I will just add a CC stable tag before pushing.
It's weird that it worked before. Looks like dma_address was used uninitialized - it contained some random crap: [ 12.293304] nouveau_bo_sync_for_device: ttm_dma->dma_address=3e055971 ttm_dma->ttm.num_pages=18 [ 12.293321] ttm_dma->dma_address[0]=0x0 [ 12.293341] ttm_dma->dma_address[1]=0x0 [ 12.293360] ttm_dma->dma_address[2]=0xee728980 [ 12.293379] ttm_dma->dma_address[3]=0xed1cb120 [ 12.293397] ttm_dma->dma_address[4]=0x12 [ 12.293416] ttm_dma->dma_address[5]=0x0 [ 12.293434] ttm_dma->dma_address[6]=0x1 [ 12.293453] ttm_dma->dma_address[7]=0x0 [ 12.293471] ttm_dma->dma_address[8]=0x10000 [ 12.293490] ttm_dma->dma_address[9]=0x0 [ 12.293510] ttm_dma->dma_address[10]=0x101 [ 12.293528] ttm_dma->dma_address[11]=0xee7289ec [ 12.293546] ttm_dma->dma_address[12]=0xee7289ec [ 12.293564] ttm_dma->dma_address[13]=0x0 [ 12.293581] ttm_dma->dma_address[14]=0x0 [ 12.293599] ttm_dma->dma_address[15]=0x0 [ 12.293616] ttm_dma->dma_address[16]=0x0 [ 12.293634] ttm_dma->dma_address[17]=0x0 But it did not matter as dma_sync_single_for_device is a no-op here. When dma_address is properly initialized to NULL, it crashes...

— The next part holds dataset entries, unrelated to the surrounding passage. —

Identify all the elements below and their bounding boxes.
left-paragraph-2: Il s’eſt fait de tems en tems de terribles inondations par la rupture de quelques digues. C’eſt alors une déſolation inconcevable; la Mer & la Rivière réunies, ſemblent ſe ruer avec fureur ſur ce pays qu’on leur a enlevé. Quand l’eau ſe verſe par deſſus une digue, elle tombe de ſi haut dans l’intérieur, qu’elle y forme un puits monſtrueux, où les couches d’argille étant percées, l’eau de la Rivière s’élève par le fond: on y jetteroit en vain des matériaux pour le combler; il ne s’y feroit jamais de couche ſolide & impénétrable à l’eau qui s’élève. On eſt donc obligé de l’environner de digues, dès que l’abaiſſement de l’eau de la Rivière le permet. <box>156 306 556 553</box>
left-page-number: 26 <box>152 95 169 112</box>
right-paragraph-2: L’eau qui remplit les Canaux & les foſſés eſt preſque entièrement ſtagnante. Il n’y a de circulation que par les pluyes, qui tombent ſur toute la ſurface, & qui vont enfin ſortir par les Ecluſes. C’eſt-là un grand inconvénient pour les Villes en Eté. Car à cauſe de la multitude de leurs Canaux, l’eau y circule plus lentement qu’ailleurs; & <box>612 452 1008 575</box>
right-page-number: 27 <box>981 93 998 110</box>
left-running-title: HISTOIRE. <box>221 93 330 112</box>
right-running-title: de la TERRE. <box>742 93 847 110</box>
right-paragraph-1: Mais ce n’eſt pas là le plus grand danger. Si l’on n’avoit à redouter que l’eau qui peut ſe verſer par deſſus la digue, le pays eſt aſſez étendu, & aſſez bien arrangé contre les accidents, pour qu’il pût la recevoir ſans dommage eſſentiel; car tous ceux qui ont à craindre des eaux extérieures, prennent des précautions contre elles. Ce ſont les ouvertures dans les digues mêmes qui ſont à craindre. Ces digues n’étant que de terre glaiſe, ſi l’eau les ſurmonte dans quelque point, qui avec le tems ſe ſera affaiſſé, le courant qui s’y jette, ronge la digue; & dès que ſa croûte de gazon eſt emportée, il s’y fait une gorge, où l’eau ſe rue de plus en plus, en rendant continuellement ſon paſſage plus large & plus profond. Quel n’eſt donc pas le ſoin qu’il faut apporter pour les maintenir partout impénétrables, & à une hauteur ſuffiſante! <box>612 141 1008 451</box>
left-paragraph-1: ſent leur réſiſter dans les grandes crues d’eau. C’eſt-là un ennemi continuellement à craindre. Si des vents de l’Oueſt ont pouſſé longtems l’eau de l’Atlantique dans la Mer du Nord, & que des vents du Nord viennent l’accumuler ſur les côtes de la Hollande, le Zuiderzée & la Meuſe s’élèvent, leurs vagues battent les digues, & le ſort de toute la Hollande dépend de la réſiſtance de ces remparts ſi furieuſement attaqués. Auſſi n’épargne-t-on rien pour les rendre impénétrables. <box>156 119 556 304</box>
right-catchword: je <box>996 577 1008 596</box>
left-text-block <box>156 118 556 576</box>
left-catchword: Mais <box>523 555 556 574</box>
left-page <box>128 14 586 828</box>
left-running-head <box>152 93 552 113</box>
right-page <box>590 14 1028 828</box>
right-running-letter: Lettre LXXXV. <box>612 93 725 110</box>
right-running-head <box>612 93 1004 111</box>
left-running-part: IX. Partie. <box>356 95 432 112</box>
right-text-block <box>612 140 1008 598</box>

Ok that explains things, but essentially means that this only worked by coincident.
Just send out the patch to Ben, the list and you once more. Please reply with a rb, ak-by and/or tested-by so that I can push it ASAP.
Thanks, Christian.
Thanks, Christian.
Thanks for the backtrace, Christian.
I cannot find any assignment executed (in the working code):
$ git grep dma_address\ = drivers/gpu/ drivers/gpu/drm/amd/amdgpu/amdgpu_amdkfd_gpuvm.c: sg->sgl->dma_address = addr; drivers/gpu/drm/amd/amdgpu/amdgpu_ttm.c: dma_address = &dma->dma_address[offset >> PAGE_SHIFT]; drivers/gpu/drm/amd/amdgpu/amdgpu_ttm.c: dma_address = (mm_node->start << PAGE_SHIFT) + offset; drivers/gpu/drm/i915/gvt/scheduler.c: sg->dma_address = addr; drivers/gpu/drm/i915/i915_gpu_error.c: sg->dma_address = it; drivers/gpu/drm/ttm/ttm_tt.c: ttm->dma_address = (void *) (ttm->ttm.pages + ttm->ttm.num_pages); drivers/gpu/drm/ttm/ttm_tt.c: ttm->dma_address = kvmalloc_array(ttm->ttm.num_pages, drivers/gpu/drm/ttm/ttm_tt.c: ttm_dma->dma_address = NULL; drivers/gpu/drm/vmwgfx/vmwgfx_ttm_buffer.c: viter->dma_address = &__vmw_piter_phys_addr; drivers/gpu/drm/vmwgfx/vmwgfx_ttm_buffer.c: viter->dma_address = &__vmw_piter_dma_addr; drivers/gpu/drm/vmwgfx/vmwgfx_ttm_buffer.c: viter->dma_address = &__vmw_piter_sg_addr;
The 2 cases in ttm_tt.c are in ttm_dma_tt_alloc_page_directory() and ttm_sg_tt_alloc_page_directory(). Confirmed by adding printk()s that they're NOT called.